Analysis the interface delamination of Cu and EMC adhesive material in the cutting process of electronic chip based on cohesive zone modeling

摘要

In this paper, cohesive zone modeling (CZM) was adopted to simulate the distribution of temperature & stress field and the interface damage on the Cu/EMC double adhesive material electronic packaging. The following phenomena were found: A sharp rise of the EMC temperature appeared at cut portion field when the cutting began, while it had little effect on copperplate. Stress concentration existed at the cutting surface boundary, and the maximum value occurred at the top of the copper plate which had exceed the yield and tensile strength of the viscoelastic copper, this will be prone to drag and generate burr on the copper surface. Contact surface damage occurred mainly in first time step, the first site of injury occurred in the medial side of the cutting surface.

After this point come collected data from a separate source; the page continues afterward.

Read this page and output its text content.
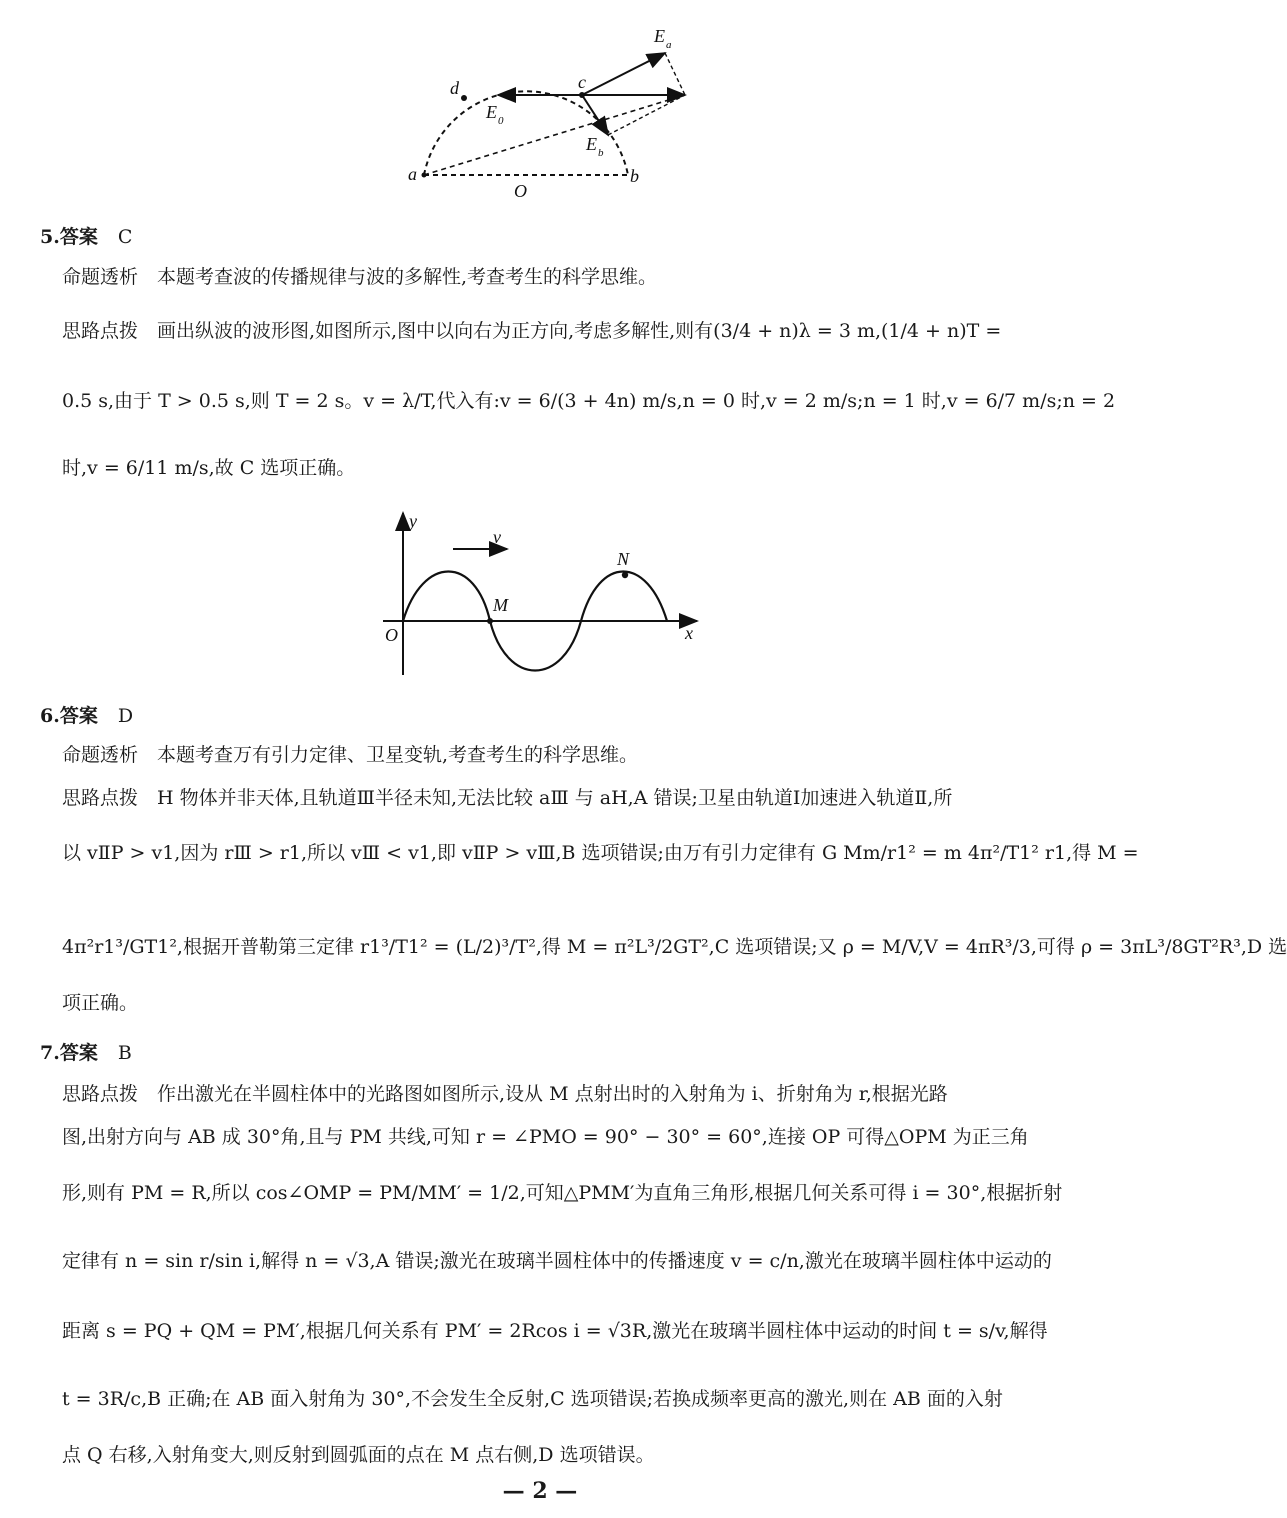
a	b
c
d
O
E a
E b
E 0
5.答案 C
命题透析　本题考查波的传播规律与波的多解性,考查考生的科学思维。
思路点拨　画出纵波的波形图,如图所示,图中以向右为正方向,考虑多解性,则有(3/4 + n)λ = 3 m,(1/4 + n)T =
0.5 s,由于 T > 0.5 s,则 T = 2 s。v = λ/T,代入有:v = 6/(3 + 4n) m/s,n = 0 时,v = 2 m/s;n = 1 时,v = 6/7 m/s;n = 2
时,v = 6/11 m/s,故 C 选项正确。
y
x
O
v
M
N
6.答案 D
命题透析　本题考查万有引力定律、卫星变轨,考查考生的科学思维。
思路点拨　H 物体并非天体,且轨道Ⅲ半径未知,无法比较 aⅢ 与 aH,A 错误;卫星由轨道Ⅰ加速进入轨道Ⅱ,所
以 vⅡP > v1,因为 rⅢ > r1,所以 vⅢ < v1,即 vⅡP > vⅢ,B 选项错误;由万有引力定律有 G Mm/r1² = m 4π²/T1² r1,得 M =
4π²r1³/GT1²,根据开普勒第三定律 r1³/T1² = (L/2)³/T²,得 M = π²L³/2GT²,C 选项错误;又 ρ = M/V,V = 4πR³/3,可得 ρ = 3πL³/8GT²R³,D 选
项正确。
7.答案 B
思路点拨　作出激光在半圆柱体中的光路图如图所示,设从 M 点射出时的入射角为 i、折射角为 r,根据光路
图,出射方向与 AB 成 30°角,且与 PM 共线,可知 r = ∠PMO = 90° − 30° = 60°,连接 OP 可得△OPM 为正三角
形,则有 PM = R,所以 cos∠OMP = PM/MM′ = 1/2,可知△PMM′为直角三角形,根据几何关系可得 i = 30°,根据折射
定律有 n = sin r/sin i,解得 n = √3,A 错误;激光在玻璃半圆柱体中的传播速度 v = c/n,激光在玻璃半圆柱体中运动的
距离 s = PQ + QM = PM′,根据几何关系有 PM′ = 2Rcos i = √3R,激光在玻璃半圆柱体中运动的时间 t = s/v,解得
t = 3R/c,B 正确;在 AB 面入射角为 30°,不会发生全反射,C 选项错误;若换成频率更高的激光,则在 AB 面的入射
点 Q 右移,入射角变大,则反射到圆弧面的点在 M 点右侧,D 选项错误。
— 2 —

The interfacial tension stress was smaller than the maximum normal stress set up by CZM, while the interface tangential stress was greater than the maximum tangential contact stress that the material can bear, which would cause damage to the bonding interface. Compared with normal strain energy release rate due to separation in normal direction (mode I debonding), shear strain energy release rate due to separation in tangential direction(mode II debonding) was larger, but it did not reach the critical strain energy release rate in the shear directions. The contact interface was not completely cracked and cracking trend was mainly mode II crack in this case.